CBOS wypuścił w lipcu komunikat z badań, który został zatytułowany „Co zmieniło się w naszej miejscowości?”. Skupił się w nim na „lokalnych” bolączkach Polaków, a więc tym, co najmocniej doskwiera im w codziennym funkcjonowaniu i z czym borykają się w miejscu zamieszkania.
Problemami najczęściej wskazywanymi okazały się być niedostateczna dostępność opieki zdrowotnej (50 proc. wskazań) oraz zły stan dróg (40 proc. wskazań). Trzecie miejsce zajął „stan środowiska naturalnego i problem z zanieczyszczeniem powietrza”.
Wskazało na niego 24 proc. ankietowanych. Przy czym warto wspomnieć, że o wiele częściej robili to mieszkańcy miast niż wsi. W aglomeracjach powyżej 500 tys. mieszkańców wskazało go aż 52 proc. ankietowanych, był to drugi najczęściej wskazywany problem. Na wsi wskazało go zaledwie 13 proc. badanych.
Generalnie im większe miasto, tym większą bolączką był stan środowiska.
Jednak nie sama liczba wskazań jest tym, co najbardziej zwraca uwagę w badaniach CBOS. Znacznie mocniej przyciąga ją zmiana w porównaniu z wynikami poprzednich ankiet, które zbierano w 2010 roku. Od tamtego czasu liczba osób wskazujących, że stan środowiska oraz jakość powietrza jest w ich miejscowości problemem wzrosła 3,5-krotnie – z 7 do 24 proc. Widać po tym, że w ciągu ostatnich kilku lat świadomość ekologiczna Polaków znacząco wzrosła.

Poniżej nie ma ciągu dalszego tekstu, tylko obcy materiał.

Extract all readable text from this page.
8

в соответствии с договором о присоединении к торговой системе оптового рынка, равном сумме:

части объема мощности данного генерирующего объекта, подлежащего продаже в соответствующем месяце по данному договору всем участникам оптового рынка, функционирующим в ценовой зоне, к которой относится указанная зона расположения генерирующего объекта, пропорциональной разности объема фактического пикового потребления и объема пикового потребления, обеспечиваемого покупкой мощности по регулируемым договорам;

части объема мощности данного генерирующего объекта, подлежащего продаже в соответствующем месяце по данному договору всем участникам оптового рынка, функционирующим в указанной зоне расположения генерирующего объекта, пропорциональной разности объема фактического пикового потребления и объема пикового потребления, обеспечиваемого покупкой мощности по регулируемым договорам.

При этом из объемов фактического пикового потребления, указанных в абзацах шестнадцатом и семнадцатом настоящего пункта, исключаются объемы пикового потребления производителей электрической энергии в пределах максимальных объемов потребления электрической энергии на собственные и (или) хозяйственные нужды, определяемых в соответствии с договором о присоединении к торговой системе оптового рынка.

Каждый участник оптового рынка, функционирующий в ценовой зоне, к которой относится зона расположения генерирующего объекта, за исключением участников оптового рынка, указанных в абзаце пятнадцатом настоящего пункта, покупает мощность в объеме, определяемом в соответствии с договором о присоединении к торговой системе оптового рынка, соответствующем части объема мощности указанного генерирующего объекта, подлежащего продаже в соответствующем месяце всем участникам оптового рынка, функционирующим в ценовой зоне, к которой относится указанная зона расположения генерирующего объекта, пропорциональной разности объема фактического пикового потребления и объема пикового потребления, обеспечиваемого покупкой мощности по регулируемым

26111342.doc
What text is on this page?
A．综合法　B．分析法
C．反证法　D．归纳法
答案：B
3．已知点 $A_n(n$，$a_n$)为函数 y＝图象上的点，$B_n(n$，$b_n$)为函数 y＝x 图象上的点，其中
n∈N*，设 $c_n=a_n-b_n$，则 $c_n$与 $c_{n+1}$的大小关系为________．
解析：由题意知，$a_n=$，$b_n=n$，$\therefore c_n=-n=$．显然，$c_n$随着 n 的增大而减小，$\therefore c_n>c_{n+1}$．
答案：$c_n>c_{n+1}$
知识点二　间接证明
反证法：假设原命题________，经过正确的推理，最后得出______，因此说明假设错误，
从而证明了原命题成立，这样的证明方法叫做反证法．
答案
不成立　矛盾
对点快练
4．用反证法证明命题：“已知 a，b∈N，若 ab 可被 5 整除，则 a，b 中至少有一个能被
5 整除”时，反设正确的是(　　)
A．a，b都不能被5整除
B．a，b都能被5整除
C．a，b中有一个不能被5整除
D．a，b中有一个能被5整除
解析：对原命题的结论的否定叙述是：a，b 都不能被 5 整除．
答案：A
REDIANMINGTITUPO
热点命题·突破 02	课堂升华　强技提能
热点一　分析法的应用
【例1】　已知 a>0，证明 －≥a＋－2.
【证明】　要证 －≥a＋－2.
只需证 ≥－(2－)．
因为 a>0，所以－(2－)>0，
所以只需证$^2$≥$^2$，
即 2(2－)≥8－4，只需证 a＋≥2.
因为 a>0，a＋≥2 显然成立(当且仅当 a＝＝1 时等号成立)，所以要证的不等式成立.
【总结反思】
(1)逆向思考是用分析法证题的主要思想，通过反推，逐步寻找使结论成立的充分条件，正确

A na liście jest jeszcze co najmniej jeden zwracający uwagę wynik. Dla 31 proc. mieszkańców wsi dużą bolączką jest brak możliwości lub ograniczona możliwość skorzystania z komunikacji publicznej, by dostać się do innej miejscowości. Potwierdza to, jak wielkim problemem jest wycofanie się państwa oraz samorządów z zapewniania transportu publicznego poza miastami.
Komunikat można pobrać na stronach CBOS (PDF).
Fot. Mielec.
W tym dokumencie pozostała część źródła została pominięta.